Chinese shares have continued rising at a breakneck pace, pushing Shanghai's main stock index through the 4,000 mark for the first time.
Stock market investing has become a national hobby, analysts said
Shanghai's benchmark CSI 300 index closed up 2.6% at 4,090.57. It has doubled in value this year and quadrupled since the start of 2006.
Strong demand from domestic investors, many of whom are using savings to buy shares, is helping to underpin gains.
However, some analysts have warned that a stock market bubble is being created.
Last week, former Federal Reserve chairman Alan Greenspan warned that the Chinese stock market could undergo a dramatic correction.
Those words of caution have done little to dampen enthusiasm for stocks among Chinese investors.

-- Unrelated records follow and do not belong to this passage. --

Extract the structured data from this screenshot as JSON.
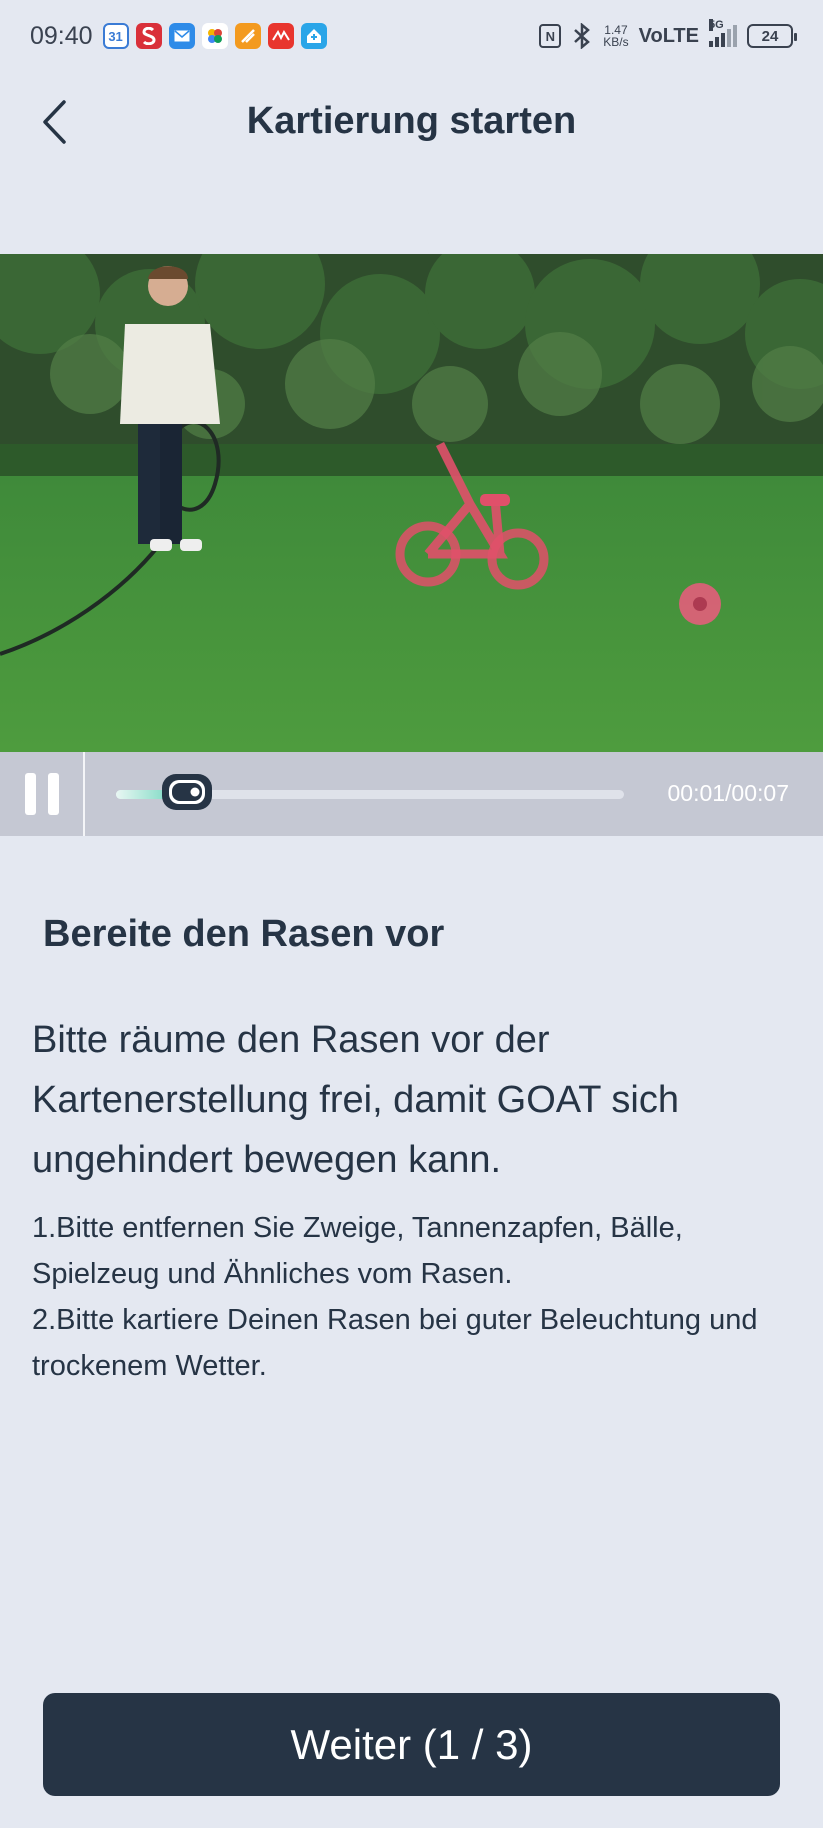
{
  "status_bar": {
    "time": "09:40",
    "calendar_day": "31",
    "speed_value": "1.47",
    "speed_unit": "KB/s",
    "network": "VoLTE",
    "signal_label": "5G",
    "battery": "24"
  },
  "header": {
    "title": "Kartierung starten"
  },
  "player": {
    "time": "00:01/00:07",
    "progress": 0.14,
    "accent": "#5fd1b6"
  },
  "content": {
    "section_title": "Bereite den Rasen vor",
    "intro": "Bitte räume den Rasen vor der Kartenerstellung frei, damit GOAT sich ungehindert bewegen kann.",
    "instructions": [
      "1.Bitte entfernen Sie Zweige, Tannenzapfen, Bälle, Spielzeug und Ähnliches vom Rasen.",
      "2.Bitte kartiere Deinen Rasen bei guter Beleuchtung und trockenem Wetter."
    ]
  },
  "footer": {
    "next_label": "Weiter (1 / 3)"
  },
  "colors": {
    "background": "#e4e8f1",
    "primary": "#263445",
    "highlight_overlay": "#e0506a"
  }
}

"I think the basic trend of the stock market is still upwards," said Zhou Lin, an analyst at Huatai Securities.
One of the main factors behind the surge in shares has been a willingness among ordinary people, such as students and pensioners, as well as investors and businesspeople, to buy shares.
Instead of leaving their savings in bank accounts, many people are now using the cash to buy shares in the hope of receiving better returns.
According to industry figures, 300,000 people a day opened brokerage accounts in China last week.
Marshall Gittler, Deutsche Bank's chief Asian strategist, told the BBC's World Business Report that buying shares was the new Chinese national pastime.
However, he warned that many investors were not basing their purchases on solid financial analysis.
Mr Gittler warned that there would be a "substantial correction at some point".